Dior Clarke: Being a black boy for me meant being a bad boy, being masculine, being on road, having the most swag, and having the best-looking girls. You had to be a certain type of way to fit in, because it was what you saw your olders doing.
This hasn't changed much being a grown-up – I feel like my narrative as a black man is who I am meant to be rather than who I actually am. People expect black men to be a set type of way. They expect you to follow negative stereotypes.
Seun Omobitan: It was pretty much the same for me growing up. Being a black boy meant you were getting girls, you were funny or you were good at sport or music. The guys that used to MC in my area were the guys that were respected. These were the guys that could spit back-to-back on the playground.

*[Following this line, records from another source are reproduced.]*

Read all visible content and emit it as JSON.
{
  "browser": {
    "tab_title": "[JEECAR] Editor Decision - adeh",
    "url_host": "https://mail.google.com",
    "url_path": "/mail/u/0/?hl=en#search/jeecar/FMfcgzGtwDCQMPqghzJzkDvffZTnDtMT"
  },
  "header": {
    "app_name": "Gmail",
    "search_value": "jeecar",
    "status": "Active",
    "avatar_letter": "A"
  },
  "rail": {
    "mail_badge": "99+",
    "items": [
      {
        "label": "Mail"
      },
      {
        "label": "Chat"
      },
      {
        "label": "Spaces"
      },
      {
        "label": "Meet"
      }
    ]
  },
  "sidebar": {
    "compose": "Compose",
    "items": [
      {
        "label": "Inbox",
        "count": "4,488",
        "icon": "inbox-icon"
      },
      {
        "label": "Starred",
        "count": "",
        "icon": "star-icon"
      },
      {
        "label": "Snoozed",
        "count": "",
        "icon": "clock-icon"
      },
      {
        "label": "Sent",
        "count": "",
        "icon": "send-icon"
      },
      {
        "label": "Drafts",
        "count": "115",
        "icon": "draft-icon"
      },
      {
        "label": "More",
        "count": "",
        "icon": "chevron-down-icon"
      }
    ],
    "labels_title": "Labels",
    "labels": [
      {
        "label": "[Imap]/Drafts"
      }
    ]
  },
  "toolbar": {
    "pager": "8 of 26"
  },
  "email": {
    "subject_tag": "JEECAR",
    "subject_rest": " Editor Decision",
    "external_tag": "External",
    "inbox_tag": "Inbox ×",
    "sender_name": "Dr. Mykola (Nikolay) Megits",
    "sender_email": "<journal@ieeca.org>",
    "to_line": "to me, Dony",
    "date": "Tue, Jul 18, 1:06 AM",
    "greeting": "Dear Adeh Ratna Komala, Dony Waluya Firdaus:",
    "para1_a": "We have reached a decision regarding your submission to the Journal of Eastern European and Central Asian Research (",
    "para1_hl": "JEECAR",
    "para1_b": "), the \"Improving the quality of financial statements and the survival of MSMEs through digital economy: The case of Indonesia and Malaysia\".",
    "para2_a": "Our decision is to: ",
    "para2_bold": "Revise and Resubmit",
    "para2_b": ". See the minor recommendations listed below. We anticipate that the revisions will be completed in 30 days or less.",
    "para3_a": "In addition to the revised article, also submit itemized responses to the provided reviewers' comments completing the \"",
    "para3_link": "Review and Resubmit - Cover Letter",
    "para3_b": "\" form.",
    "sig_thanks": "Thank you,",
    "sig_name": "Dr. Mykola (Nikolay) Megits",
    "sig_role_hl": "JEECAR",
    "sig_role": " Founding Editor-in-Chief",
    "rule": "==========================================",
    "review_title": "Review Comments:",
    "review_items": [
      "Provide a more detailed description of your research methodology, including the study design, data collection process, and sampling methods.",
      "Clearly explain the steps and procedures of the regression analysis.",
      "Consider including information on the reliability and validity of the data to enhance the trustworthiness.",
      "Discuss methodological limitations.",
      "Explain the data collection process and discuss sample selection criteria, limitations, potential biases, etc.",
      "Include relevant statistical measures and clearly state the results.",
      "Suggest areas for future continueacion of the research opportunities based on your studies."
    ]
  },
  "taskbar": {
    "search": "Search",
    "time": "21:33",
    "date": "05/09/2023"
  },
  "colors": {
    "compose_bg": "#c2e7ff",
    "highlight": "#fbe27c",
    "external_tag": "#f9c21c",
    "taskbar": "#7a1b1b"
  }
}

Marvin Abbey: When I was growing up, you had to be the cool guy, and the cool guy meant having and doing certain things. You had to have Reebok Workout trainers, you had to have an Avirex jacket and a Nike tracksuit. You also had to be popular or be around the popular guy. It also meant being a little troublesome – we weren’t trying to be killers or anything, we were just having fun. And fun meant getting into trouble sometimes. We would hang around in groups, chat up girls, and look up to our olders – we were just finding ourselves.
But now, being a black man, I feel like being black is linked to so many stereotypes and incorrect narratives. The stereotypes that we are strong and fast don’t bother me – the problem I have is the fear factor that comes with being a black man. I get on the train, people move out the way. I can see white people feeling uneasy when I’m around, and that is because of how black men are seen and spoken about.